Contrary to Berns, Michael Hayes argues that "scrupulous neutrality among religious denominations as well as between believers and nonbelievers does not impose a secular agenda but rather extends to the religious sphere the larger principle of equal treatment under law." Hayes supports Madison's view of the separation between church and state, claiming that it is both anti-rationalist and conservative, though more akin to Michael Oakeshott's "adaptive" conservatism than to Richard Weaver's "nostalgic" conservatism. According to Hayes, an anti-rationalist doubts the existence of objective truth, or at least doubts that we can know it. Thus he "has nothing to do with natural law, a providential order, morality and religion." Hayes places Madison squarely in this category. Although it is true that Madison rejected utopianism and insisted on subjecting power to checks and balances, he was committed (contra Hayes) to the natural law doctrine of the Declaration of Independence, as Roger Pilon demonstrates so well.

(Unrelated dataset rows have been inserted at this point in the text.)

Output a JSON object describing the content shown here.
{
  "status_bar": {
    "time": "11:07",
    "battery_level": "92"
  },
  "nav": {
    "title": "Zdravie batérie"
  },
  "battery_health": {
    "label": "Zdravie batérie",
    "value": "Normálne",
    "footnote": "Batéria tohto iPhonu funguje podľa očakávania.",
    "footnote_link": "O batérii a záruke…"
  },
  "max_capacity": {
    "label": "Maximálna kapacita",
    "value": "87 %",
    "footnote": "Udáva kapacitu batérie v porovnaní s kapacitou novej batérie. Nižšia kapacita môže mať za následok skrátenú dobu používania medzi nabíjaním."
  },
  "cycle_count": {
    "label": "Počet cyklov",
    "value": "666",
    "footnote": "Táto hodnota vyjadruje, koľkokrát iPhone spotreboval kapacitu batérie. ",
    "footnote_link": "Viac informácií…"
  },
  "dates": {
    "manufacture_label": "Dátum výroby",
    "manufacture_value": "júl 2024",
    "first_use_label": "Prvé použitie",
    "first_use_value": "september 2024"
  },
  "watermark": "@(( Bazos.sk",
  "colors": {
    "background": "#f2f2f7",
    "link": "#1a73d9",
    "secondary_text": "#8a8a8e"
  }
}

John Samples believes that Madison's remedy of territorial size and representation in Federalist 10 is not a panacea for the problem of majority faction. Samples thinks Madison was too optimistic in his idea that representatives would refine and enlarge public opinion. What has actually happened in the United States, Samples claims, is that incumbents came to have significant advantages in elections and special interests tend to have undue influence over incumbent politicians. This results in "the tyranny of minorities." To remedy this problem, Samples promotes the establishment of the initiative, at least at the state level. Whereas Madison argued that a part of the remedy for the problem of tyranny of the majority is representative democracy, Samples takes the reverse tack, arguing that the solution to the problem of tyranny of minorities is pure democracy. He notes, however, that his argument does not necessarily refute Madison's criticisms of direct democracy at the national level. But what is to guarantee, or even encourage, the formation of non-factious majorities at the state level? Given the voting record of Americans in recent years, especially in non-presidential elections, what is to guarantee that a majority will even vote on the initiatives?
James Madison and the Future of Limited Government generally does not break new scholarly ground, and probably was not intended to; instead, the book places Madison's ideas about limited government, free enterprise, and the protection of individual rights in a contemporary perspective, providing a political blueprint for the kinds of changes that must be made if America is to remain a Madisonian republic.